Jimmy blinked, nodded.  “Yes, sir,” he said uncertainly – this was nothing new, Linn generally worked with Jimmy, tending the barn, and on occasion Jimmy had done the whole job himself – and Linn added, “Jimmy, a man tried to hurt me at work today.”

He hesitated, took several obviously painful breaths, his eyes closed, then continued, “He hurt me, all right.”

Linn looked at Jimmy, saw fear in his son’s expression.

“I’ll be okay.  It’ll take me a little while to heal from busted ribs.”

Jimmy nodded, shivering.

He knew about busted ribs.

“One more thing, Jimmy.”

Jimmy looked at his Pa with the expression of a little boy, fearful that his big strong Pa wasn’t as big or as strong as he’d wanted to believe.

“Gracie came out and give your Mama some ointment for my poor bruised up cheek bone.”  Linn raised careful fingertips to his colored-up xygomal arch.

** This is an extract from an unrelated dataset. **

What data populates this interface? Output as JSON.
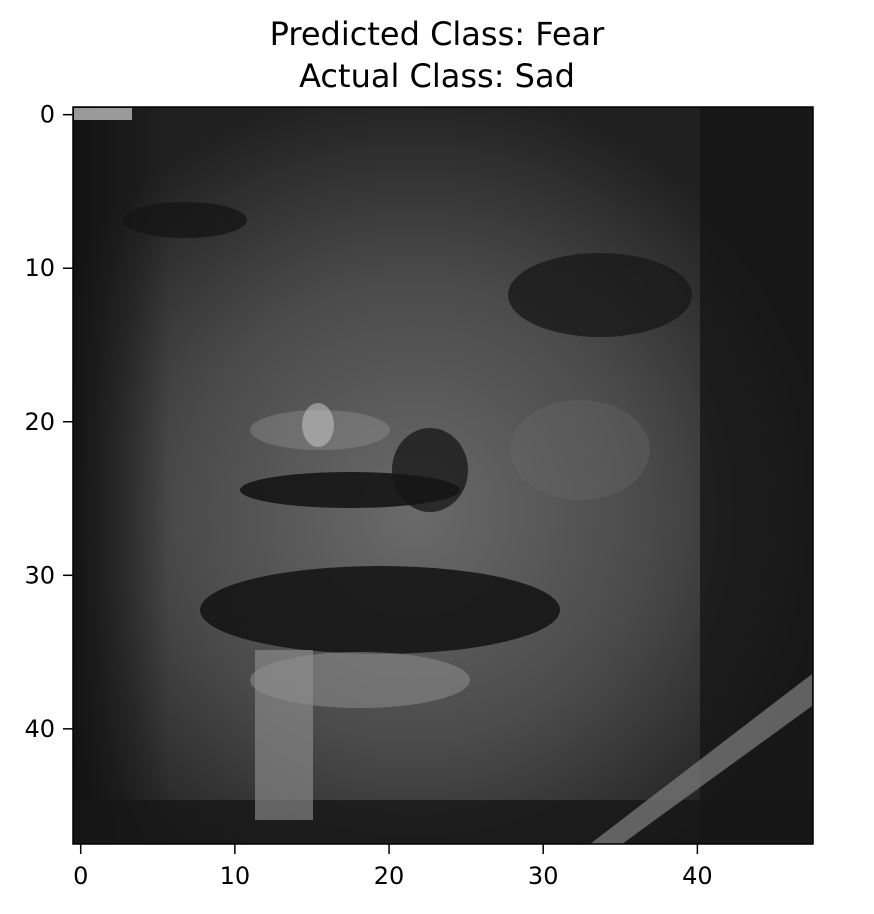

“She also finished supper that Connie started, she washed up a bunch of laundry and she wiped down the kitchen and mopped off the floor.”
“Yes, sir?”

“I’ll need you to ride up there and take her something for us.”  He grinned crookedly at his wife, trying not to hurt the damaged side of his face.

“I’m gonna send flowers to another woman.”

Connie laughed and threw him a sweet roll.